Pesantren mulai berkembang. Bangunan bertambah, khususnya rumah sederhana untuk para ustadz. Begitu pula asrama santri. Meski masih sangat sederhana: berupa gubuk bertingkat berdinding papan dan beratap daun ijuk. Ada sekitar enam gubuk yang ada. Gubuk itu berpencar di sudut-sudut pesantren. Jaraknya jauh, beberapa puluh meter. Sengaja dibuat seperti itu agar kompleks pesantren yang luas 20 hektar itu cepat terang.

Pindah ke Kudus, Jawa Tengah

Santri mulai banyak. Baik yang dari daerah sekitar, seperti Sako, Lingkis, Parit, Sungai Duo, Beringin, hingga dari kantong-kantong daerah transmigrasi. Kiprah dan keberadaan pesantren mulai dirasakan. Pesantren menampung santri yang tidak mampu. Ada juga yang yatim piatu. Semuanya ditanggung: asrama, pendidikan, dan makan. Gratis. Dananya dari mana? Allah!

Tidak hanya santri putra, pesantren juga menampung santri putri. Pendidikan yang baru ada Madrasah Tsanawiyah (MTs) setaraf SMP. Bagi yang mau melanjutkan ke jenjang selanjutnya, santri dikirim ke cabang lain yang sudah memiliki SMA dan ada juga yang dikirim ke Jawa, seperti Abdul Rosyid, Hizbullah dan Dadan Abdullah Fatah yang kelak jadi menantunya dan meneruskan estafeta perjuangan pesantren di Palembang.

Sayang, ketika pesantren sedang menggeliat dan kiprah Ustadz Amin Mahmud dirasakan masyarakat, dia harus pindah tugas lagi. Kali ini ke Kudus, Jawa Tengah. Semua yang dilakukan di Palembang ditinggalkan dan jadi warisan amal shaleh. Di tempat baru yang dikenal pusatnya para wali itu, Ustadz Amin Mahmud lebih banyak berdakwah. Itu juga tidak lama.
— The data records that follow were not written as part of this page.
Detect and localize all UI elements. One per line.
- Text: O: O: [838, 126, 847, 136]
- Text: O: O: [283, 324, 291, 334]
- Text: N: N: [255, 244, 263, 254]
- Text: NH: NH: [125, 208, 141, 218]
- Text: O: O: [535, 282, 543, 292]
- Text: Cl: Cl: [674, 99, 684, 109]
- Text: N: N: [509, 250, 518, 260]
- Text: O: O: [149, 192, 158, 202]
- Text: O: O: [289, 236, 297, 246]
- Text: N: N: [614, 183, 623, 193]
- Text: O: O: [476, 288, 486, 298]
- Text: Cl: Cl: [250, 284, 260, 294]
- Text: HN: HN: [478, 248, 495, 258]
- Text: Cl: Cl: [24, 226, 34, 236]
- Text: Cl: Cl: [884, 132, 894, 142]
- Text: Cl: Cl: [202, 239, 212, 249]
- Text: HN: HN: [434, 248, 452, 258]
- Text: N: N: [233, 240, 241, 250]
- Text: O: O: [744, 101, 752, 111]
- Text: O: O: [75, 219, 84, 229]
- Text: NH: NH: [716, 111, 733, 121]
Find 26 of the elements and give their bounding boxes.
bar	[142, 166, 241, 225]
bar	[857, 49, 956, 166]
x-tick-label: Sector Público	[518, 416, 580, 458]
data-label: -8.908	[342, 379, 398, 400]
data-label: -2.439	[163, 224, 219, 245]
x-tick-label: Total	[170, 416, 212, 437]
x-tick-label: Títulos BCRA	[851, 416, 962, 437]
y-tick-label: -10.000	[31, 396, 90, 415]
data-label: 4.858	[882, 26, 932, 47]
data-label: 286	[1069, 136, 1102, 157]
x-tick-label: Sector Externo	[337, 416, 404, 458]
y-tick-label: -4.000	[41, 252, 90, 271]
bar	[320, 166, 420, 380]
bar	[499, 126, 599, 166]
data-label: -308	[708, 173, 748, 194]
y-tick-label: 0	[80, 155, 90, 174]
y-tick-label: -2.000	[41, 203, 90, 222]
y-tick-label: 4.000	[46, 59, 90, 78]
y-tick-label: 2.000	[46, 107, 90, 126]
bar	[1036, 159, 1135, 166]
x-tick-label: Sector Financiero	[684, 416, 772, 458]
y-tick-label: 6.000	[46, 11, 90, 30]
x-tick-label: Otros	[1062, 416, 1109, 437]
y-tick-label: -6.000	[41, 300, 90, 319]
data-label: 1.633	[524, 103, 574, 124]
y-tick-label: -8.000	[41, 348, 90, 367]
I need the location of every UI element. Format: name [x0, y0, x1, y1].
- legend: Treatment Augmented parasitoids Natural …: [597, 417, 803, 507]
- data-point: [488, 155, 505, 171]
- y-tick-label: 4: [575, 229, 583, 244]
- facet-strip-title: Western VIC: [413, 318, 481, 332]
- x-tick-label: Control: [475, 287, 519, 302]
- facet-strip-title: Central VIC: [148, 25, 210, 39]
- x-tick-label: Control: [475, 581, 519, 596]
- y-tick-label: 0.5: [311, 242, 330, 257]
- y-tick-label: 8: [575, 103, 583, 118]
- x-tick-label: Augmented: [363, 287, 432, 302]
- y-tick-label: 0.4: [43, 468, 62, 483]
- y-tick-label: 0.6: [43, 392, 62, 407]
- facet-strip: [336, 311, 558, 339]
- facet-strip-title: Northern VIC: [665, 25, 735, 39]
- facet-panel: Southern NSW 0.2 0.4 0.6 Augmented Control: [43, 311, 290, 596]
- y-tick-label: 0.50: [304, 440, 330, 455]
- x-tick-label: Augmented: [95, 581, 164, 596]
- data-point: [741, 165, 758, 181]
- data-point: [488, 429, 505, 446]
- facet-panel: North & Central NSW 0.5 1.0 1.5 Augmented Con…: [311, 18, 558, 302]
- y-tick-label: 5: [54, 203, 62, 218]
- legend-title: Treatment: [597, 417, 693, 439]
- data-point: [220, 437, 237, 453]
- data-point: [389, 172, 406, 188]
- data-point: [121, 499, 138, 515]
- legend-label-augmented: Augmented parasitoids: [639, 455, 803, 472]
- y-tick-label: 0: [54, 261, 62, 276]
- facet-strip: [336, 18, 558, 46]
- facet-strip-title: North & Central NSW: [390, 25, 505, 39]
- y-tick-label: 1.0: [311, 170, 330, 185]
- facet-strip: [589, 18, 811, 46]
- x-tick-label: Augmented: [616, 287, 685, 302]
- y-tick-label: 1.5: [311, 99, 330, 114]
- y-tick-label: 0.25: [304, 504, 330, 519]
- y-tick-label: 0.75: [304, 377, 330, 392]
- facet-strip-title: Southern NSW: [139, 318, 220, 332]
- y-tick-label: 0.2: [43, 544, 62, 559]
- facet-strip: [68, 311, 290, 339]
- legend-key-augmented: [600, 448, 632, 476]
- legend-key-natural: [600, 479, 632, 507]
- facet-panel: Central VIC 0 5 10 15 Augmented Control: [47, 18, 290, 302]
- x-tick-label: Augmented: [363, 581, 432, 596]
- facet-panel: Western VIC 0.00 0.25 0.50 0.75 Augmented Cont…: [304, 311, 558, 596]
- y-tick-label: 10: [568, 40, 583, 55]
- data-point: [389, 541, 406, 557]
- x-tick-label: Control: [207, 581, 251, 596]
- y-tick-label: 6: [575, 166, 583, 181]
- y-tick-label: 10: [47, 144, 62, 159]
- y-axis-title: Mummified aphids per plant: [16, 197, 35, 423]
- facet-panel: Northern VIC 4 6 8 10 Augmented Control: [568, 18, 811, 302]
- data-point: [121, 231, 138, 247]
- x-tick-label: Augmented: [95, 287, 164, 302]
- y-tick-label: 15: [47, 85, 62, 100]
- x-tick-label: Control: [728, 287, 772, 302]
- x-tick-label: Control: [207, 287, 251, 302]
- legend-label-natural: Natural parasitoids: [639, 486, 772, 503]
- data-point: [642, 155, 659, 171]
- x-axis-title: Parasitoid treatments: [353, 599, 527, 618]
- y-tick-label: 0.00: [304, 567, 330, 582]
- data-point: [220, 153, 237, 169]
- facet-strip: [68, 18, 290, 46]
Setelah itu, pindah lagi dan merintis pesantren baru di Cepu, Jawa Tengah. Dia kembali berjibaku dalam dakwah. Tidak pernah berhenti. Meski usianya kian lanjut. Hidupnya telah diwakafkan untuk dakwah. Apapun yang terjadi tidak boleh mundur. Harus tetap di medan dakwah. Sama seperti merintis pesantren, di tempat itu dia harus bekerja keras. Dakwah dan berdakwah lagi. Bergeser tak mengenal henti.

Sekarang, Pondok Pesantren Hidayatullah Rambutan sudah memiliki lembaga pendidikan yaitu RA Yaa Bunayya, MI Mardhatillah (full day school), MTs Mardhatillah Putra/Putri (Boarding School), dan MA Mardhatillah Putra/Putri (Boarding School).